Unesco pada 2012 mengkalkulasi bahwa angka minat baca Indonesia hanya 0,001 persen. Jika diumpamakan, dari 1000 orang hanya 1 orang saja yang rajin membaca. Dengan proyeksi total penduduk Indonesia di tahun 2018 berdasarkan Survei Penduduk Antar Sensus (SUPAS) BPS mencapai 265 juta jiwa, maka ada 265 ribu orang yang punya minat baca tinggi. Tentu, angka tersebut jelas masih jauh jika dibandingkan dengan negara-negara lain di dunia.
Dengan jumlah penduduk yang menembus angka 265 juta jiwa, Indonesia sejatinya adalah pasar potensial penjualan buku berbagai tema bacaan meski tingkat minat baca di Indonesia masih rendah. Ini dibuktikan dengan hadirnya ribuan penerbit buku yang tersebar di berbagai wilayah Indonesia.
Ikatan Penerbit Indonesia (IKAPI) dalam laporannya pada 2015 memuat jumlah penerbit buku dengan total sebesar 1.328. Namun, hanya 54 persen atau 711 penerbit yang hingga kini masih aktif menerbitkan buku. Perlu diketahui, penerbit buku yang masuk dalam kategori aktif ialah yang rutin menerbitkan sedikitnya 10 judul buku dalam setahun.
Selain buku fisik, buku digital atau e-book juga kian dilirik oleh para penerbit mengingat begitu pesatnya adopsi internet di kalangan masyarakat. Meski membawa prospek jangka panjang yang segar dan mengalami pertumbuhan, nyatanya angka penjualannya masih tergolong minim.
IKAPI menulis bahwa penjualan e-book di pasar buku tanah air berkisar kurang dari 2 persen. Meski mendapat 'kue' yang sedikit, hal tersebut tak menyurutkan minat penerbit beralih ke pasar buku digital. Dari 711 penerbit aktif, 20 persen di antaranya mulai merambah e-book.

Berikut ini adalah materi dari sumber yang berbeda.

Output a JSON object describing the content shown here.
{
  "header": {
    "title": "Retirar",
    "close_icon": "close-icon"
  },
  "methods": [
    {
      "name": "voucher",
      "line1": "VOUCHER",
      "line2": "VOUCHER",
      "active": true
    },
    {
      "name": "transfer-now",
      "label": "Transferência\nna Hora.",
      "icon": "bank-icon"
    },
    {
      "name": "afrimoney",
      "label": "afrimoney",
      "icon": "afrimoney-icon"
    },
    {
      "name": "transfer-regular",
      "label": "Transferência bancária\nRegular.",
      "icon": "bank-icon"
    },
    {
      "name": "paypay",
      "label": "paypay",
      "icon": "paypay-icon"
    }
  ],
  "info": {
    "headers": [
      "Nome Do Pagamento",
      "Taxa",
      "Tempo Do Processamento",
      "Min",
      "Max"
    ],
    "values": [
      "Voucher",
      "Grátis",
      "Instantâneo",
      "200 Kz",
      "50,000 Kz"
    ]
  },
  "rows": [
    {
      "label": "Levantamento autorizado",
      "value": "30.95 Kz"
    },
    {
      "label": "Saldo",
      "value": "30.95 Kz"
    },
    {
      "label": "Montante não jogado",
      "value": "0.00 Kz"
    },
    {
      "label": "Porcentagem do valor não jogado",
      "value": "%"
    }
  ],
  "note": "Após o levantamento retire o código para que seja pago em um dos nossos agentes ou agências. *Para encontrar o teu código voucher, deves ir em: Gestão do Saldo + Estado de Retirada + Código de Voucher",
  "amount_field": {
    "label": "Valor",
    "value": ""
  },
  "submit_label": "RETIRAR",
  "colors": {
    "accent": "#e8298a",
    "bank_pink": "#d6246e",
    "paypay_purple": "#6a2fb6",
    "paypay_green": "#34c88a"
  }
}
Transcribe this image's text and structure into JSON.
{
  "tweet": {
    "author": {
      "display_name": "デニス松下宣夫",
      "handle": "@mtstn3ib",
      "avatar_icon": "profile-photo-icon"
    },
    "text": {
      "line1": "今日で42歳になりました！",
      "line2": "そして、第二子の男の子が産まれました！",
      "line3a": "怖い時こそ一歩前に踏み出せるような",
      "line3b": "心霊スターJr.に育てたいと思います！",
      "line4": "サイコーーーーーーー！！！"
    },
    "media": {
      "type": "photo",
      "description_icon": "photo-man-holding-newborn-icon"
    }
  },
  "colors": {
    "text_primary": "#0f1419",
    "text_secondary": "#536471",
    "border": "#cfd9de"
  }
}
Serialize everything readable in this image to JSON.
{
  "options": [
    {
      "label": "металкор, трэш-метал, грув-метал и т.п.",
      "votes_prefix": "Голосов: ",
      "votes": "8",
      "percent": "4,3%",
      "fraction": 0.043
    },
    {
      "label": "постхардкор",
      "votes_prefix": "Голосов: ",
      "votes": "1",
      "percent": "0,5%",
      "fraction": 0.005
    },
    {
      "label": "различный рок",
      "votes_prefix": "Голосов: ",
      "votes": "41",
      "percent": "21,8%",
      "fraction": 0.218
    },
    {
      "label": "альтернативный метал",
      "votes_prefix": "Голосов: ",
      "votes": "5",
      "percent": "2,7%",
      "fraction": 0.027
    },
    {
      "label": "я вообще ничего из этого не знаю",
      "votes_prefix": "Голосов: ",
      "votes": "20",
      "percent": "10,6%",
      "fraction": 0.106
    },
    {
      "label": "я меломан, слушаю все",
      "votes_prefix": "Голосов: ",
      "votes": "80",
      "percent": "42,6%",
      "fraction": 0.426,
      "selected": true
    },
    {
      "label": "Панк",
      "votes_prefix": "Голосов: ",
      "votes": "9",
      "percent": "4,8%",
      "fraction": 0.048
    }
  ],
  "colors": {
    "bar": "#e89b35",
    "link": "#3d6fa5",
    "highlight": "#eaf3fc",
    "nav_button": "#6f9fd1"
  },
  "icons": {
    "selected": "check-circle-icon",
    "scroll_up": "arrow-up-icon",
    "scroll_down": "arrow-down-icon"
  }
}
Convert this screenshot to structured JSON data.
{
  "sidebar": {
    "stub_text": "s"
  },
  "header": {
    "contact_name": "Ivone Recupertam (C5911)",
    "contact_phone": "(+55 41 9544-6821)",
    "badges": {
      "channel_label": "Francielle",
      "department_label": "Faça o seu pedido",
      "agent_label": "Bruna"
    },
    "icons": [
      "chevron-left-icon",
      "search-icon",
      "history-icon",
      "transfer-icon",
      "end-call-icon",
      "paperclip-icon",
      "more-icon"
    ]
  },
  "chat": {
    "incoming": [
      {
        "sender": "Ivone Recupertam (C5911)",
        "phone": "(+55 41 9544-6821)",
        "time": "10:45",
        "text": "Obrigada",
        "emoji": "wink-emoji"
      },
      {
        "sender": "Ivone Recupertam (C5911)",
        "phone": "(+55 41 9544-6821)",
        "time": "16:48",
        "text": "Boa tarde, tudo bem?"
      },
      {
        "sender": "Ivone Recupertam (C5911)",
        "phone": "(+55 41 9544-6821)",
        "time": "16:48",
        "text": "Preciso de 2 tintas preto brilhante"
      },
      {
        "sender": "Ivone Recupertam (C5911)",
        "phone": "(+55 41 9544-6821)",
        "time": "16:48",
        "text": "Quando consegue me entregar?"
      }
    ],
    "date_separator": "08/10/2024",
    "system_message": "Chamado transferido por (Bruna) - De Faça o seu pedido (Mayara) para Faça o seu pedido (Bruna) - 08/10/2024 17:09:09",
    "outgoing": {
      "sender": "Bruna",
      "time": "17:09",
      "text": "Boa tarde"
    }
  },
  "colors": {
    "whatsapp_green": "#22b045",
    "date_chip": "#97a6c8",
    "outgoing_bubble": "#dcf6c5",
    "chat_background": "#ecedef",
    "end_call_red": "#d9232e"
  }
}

Membangun kegemaran membaca memang memerlukan kerjasama aktif dari pemerintah, IKAPI, dan masyarakat. Pemberian akses untuk memperoleh buku serta aktif mengampanyekan giat membaca adalah beberapa langkah yang bisa dilakukan bersama demi tumbuhnya minat baca di Indonesia. Namun, membangun kesadaran membaca dari diri sendiri adalah hal terpenting.